We were silent a minute.
"He got that sore lying in America."
"Who? What sore?"
"I mean Kirillov. I spent four months with him lying on the floor of a hut."
"Why, have you been in America?" I asked, surprised. "You never told me about it."
"What is there to tell? The year before last we spent our last farthing, three of us, going to America in an emigrant steamer, to test the life of the American workman on ourselves, and to verify by personal experiment the state of a man in the hardest social conditions. That was our object in going there."
"Good Lord!" I laughed. "You'd much better have gone somewhere in our province at harvest-time if you wanted to 'make a personal experiment' instead of bolting to America."
"We hired ourselves out as workmen to an exploiter; there were six of us Russians working for him—students, even landowners coming from their estates, some officers, too, and all with the same grand object. Well, so we worked, sweated, wore ourselves out; Kirillov and I were exhausted at last; fell ill—went away—we couldn't stand it. Our employer cheated us when he paid us off; instead of thirty dollars, as he had agreed, he paid me eight and Kirillov fifteen; he beat us, too, more than once.
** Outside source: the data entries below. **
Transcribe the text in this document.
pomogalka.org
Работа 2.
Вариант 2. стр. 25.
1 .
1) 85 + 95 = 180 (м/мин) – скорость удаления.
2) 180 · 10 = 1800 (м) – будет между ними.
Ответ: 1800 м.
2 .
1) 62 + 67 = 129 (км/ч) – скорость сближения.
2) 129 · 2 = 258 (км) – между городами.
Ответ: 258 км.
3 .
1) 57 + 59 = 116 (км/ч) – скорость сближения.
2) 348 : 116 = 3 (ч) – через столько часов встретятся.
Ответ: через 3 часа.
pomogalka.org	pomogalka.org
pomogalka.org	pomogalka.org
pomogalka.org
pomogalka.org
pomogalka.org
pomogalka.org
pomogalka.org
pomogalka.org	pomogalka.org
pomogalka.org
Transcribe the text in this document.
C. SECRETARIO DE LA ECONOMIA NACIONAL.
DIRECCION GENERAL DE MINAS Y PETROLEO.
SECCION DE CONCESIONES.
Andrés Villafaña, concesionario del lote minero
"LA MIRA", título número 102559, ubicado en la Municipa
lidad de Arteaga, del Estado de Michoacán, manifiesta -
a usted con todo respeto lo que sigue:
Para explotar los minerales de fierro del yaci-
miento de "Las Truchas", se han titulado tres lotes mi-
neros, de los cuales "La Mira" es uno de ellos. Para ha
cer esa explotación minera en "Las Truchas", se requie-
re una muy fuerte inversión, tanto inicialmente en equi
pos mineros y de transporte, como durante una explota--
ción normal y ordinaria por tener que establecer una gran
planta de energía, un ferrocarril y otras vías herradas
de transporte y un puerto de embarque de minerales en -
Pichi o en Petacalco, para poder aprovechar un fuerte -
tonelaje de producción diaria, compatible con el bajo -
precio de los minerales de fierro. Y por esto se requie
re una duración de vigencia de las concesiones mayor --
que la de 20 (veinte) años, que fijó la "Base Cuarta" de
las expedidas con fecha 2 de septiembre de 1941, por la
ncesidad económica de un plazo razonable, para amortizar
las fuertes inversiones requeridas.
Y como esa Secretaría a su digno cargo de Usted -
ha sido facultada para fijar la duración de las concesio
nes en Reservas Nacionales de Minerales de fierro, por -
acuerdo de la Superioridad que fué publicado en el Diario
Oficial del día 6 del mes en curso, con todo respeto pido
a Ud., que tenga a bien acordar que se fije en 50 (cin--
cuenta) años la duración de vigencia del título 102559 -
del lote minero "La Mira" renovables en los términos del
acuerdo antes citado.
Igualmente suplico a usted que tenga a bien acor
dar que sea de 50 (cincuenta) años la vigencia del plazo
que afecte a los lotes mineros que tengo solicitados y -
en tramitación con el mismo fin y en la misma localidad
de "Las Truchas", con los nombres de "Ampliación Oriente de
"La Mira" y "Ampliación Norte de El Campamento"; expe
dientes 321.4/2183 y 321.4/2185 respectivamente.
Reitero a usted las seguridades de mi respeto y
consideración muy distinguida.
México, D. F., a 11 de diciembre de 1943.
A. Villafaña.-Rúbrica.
So then we were left without work, Kirillov and I, and we spent four months lying on the floor in that little town. He thought of one thing and I thought of another."
"You don't mean to say your employer beat you? In America? How you must have sworn at him!"
"Not a bit of it. On the contrary, Kirillov and I made up our minds from the first that we Russians were like little children beside the Americans, and that one must be born in America, or at least live for many years with Americans to be on a level with them. And do you know, if we were asked a dollar for a thing worth a farthing, we used to pay it with pleasure, in fact with enthusiasm. We approved of everything: spiritualism, lynch-law, revolvers, tramps. Once when we were travelling a fellow slipped his hand into my pocket, took my brush, and began brushing his hair with it. Kirillov and I only looked at one another, and made up our minds that that was the right thing and that we liked it very much...."
"The strange thing is that with us all this is not only in the brain but is carried out in practice," I observed.
"Men made of paper," Shatov repeated.